A Balance Between Training and Rest Must be Struck

In order to get the muscle gains that you are looking for, you need to strike a delicate balance between training and rest. If you determine that you are actually overtraining then take some time off to allow a complete and full recovery. Break your training schedule and rest for a full week, and you will be amazed at how much better you feel. You will be motivated to get back in the gym, and your muscles will be prepared to maximize your gains at this point. Now that you are fresh and ready to start anew, you need to create a training schedule that fits with your specific situation and circumstances. Look at the available time that you have each week to workout, and the time that you need to rest in between training sessions. Your energy level and age are also relevant because this will impact your ability to workout and the time needed for complete recovery in between sessions.

Dietary Considerations Can Prevent Some Overtraining Issues

The effectiveness of your workout schedule and training routine will depend in part on your diet. You need to have sufficient nutrients in order to allow efficient recovery in between workouts. If your diet is lacking in protein or other essential nutrients then no amount of effort will help you pump up and see the gains that you want. If you are training too hard and your diet is not carefully calculated with this in mind then your recovery may be slower than it could be.

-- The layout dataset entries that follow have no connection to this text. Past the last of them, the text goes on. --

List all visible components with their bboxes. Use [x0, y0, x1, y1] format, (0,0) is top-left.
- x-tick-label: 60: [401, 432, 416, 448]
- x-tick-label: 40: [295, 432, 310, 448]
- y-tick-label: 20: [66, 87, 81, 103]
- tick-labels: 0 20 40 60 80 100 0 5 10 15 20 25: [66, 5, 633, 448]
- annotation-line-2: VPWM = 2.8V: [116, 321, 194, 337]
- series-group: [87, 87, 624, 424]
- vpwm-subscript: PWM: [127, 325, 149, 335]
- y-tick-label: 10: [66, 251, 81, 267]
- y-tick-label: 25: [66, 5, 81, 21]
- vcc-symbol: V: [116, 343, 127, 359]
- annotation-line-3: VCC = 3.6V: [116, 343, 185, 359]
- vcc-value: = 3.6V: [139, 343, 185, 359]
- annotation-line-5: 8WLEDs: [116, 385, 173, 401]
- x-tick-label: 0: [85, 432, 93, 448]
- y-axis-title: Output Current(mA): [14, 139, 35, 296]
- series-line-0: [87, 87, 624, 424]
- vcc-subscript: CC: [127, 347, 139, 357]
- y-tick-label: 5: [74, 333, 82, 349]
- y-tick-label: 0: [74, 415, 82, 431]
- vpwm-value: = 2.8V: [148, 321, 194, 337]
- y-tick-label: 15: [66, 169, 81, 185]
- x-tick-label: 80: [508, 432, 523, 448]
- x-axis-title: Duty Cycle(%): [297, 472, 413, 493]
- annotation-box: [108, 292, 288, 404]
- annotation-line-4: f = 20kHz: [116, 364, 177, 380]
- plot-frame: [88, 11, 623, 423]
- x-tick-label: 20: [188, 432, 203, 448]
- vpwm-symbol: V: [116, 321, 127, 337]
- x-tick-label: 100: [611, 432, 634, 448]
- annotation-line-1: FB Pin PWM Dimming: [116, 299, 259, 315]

Overtraining Prevention Tips

Preventing overtraining is something that only you can do. There are some tips that can help you with this goal though, and they include:

    • Increase the rest time between working out a targeted muscle group if you are still sore when it comes around again. This soreness indicates that complete healing has not occurred yet and the tissues are not fully repaired.
    • Place a higher priority on the quality of the routines and exercises used, and less importance on how often you workout each muscle group during the week.
    • Make sure that your daily diet includes plenty of protein and large amounts of carbs in order to optimize the muscle fiber repair process and speed up the healing. This will help you get bigger gains in both size and strength without overtraining.